Portanto, não se trata de ter um enfrentamento específico em um caso concreto sobre o montante do ICMS a ser excluído, mas sim em se constatar (e aceitar) os seguintes fatos: os contribuintes pediram a exclusão do ICMS que compõe a base de cálculo do PIS e da Cofins; este ICMS é o ICMS destacado na nota fiscal; o STF já concluiu que todo o ICMS incluído na base de cálculo do PIS e da COFINS deve ser excluído das respectivas bases de cálculo; as decisões judiciais que estão transitando em julgado abrangem o ICMS destacado na nota, em obediência ao entendimento exarado pelo STF. 

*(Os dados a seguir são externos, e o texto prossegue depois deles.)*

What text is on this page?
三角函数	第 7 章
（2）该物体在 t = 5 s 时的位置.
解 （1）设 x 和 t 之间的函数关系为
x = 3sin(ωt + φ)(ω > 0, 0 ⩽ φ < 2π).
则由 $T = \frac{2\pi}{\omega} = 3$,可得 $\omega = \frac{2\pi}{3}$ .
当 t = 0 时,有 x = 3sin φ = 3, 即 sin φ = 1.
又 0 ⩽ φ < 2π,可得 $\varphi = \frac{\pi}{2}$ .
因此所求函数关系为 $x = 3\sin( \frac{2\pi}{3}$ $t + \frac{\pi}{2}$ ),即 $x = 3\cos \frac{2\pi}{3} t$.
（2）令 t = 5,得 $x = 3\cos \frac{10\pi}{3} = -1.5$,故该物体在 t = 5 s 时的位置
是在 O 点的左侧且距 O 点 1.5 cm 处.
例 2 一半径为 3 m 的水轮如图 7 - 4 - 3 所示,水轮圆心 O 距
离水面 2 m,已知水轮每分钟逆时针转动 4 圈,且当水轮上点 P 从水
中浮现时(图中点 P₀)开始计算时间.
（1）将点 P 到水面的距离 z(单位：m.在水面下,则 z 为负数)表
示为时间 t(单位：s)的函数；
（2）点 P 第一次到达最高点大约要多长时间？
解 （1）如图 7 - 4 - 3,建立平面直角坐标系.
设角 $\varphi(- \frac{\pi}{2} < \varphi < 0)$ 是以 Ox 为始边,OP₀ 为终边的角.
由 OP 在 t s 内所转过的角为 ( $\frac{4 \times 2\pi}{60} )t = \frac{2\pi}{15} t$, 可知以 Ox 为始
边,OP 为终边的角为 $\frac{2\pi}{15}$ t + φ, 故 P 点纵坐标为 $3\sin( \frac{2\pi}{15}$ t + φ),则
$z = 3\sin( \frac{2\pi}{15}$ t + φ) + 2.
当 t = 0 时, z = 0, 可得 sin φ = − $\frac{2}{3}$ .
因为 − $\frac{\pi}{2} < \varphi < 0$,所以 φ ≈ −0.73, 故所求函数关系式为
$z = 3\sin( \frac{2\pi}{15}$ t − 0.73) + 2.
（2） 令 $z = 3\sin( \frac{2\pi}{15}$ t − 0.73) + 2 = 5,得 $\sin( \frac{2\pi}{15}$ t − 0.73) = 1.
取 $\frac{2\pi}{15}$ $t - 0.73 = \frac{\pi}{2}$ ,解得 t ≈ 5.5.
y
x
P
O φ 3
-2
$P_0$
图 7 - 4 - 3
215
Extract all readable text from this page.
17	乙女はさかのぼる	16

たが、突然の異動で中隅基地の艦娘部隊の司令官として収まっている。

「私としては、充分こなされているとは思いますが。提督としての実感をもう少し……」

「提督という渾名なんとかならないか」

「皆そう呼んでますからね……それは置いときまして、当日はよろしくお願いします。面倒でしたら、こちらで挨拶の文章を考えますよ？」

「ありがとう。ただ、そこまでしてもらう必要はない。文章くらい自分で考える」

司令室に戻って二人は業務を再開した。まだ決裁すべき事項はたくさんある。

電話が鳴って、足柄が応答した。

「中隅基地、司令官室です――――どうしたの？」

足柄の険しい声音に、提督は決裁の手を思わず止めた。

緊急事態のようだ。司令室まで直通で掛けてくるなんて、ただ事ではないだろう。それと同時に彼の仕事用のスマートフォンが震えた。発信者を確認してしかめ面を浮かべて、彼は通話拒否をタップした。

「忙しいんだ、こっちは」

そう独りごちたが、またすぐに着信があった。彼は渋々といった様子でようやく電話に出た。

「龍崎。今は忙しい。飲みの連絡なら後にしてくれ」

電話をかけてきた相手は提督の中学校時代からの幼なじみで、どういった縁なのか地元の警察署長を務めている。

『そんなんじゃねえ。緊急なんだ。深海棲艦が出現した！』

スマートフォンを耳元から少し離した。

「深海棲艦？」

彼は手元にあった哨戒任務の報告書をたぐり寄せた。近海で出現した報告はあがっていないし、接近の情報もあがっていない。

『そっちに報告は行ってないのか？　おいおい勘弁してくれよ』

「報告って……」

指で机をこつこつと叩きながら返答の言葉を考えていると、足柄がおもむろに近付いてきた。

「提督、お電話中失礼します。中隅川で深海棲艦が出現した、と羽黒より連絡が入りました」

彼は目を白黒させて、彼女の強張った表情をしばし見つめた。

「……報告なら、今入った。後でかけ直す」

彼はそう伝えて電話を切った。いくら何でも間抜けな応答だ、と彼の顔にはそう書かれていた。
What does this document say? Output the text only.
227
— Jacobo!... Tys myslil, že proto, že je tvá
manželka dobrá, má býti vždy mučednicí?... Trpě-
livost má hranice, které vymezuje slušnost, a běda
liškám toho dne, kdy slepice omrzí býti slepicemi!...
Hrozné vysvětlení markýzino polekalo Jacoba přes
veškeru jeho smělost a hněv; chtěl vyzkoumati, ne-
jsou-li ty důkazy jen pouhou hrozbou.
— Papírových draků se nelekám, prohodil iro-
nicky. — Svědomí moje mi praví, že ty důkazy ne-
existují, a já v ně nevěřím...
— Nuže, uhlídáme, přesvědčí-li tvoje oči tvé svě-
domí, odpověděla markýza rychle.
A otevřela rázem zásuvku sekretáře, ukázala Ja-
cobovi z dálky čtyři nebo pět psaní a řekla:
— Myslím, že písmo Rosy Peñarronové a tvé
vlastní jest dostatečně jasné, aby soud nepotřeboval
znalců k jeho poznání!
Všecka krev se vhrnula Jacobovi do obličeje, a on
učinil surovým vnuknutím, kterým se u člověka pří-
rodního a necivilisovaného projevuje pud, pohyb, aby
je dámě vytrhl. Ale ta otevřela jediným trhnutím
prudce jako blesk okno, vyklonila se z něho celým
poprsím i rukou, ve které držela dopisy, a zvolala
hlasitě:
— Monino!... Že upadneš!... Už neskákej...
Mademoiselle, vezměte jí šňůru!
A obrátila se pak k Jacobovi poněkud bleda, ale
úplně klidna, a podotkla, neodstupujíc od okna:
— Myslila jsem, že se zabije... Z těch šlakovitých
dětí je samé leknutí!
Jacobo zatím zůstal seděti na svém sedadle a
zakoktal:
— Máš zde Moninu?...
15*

Por fim, a vedação à compensação constante na lei 13.670/18 é uma afronta à coisa julgada e representa desobediência a uma decisão judicial, impedindo o exercício de um direito reconhecido. Por esse motivo, deve ser execrada do ordenamento jurídico.

E assim marcharemos: “José, para onde?”. E a resposta não poderia ser outra: para onde a decisão do STF seja respeitada em sua totalidade, em estrita obediência à nossa Constituição Federal. 

___________

Giancarlo Chamma Matarazzo é sócio do Pinheiro Neto Advogados.

Fernanda Ramos Pazello é consultora do Pinheiro Neto Advogados.








*Este artigo foi redigido meramente para fins de informação e debate, não devendo ser considerado uma opinião legal para qualquer operação ou negócio específico.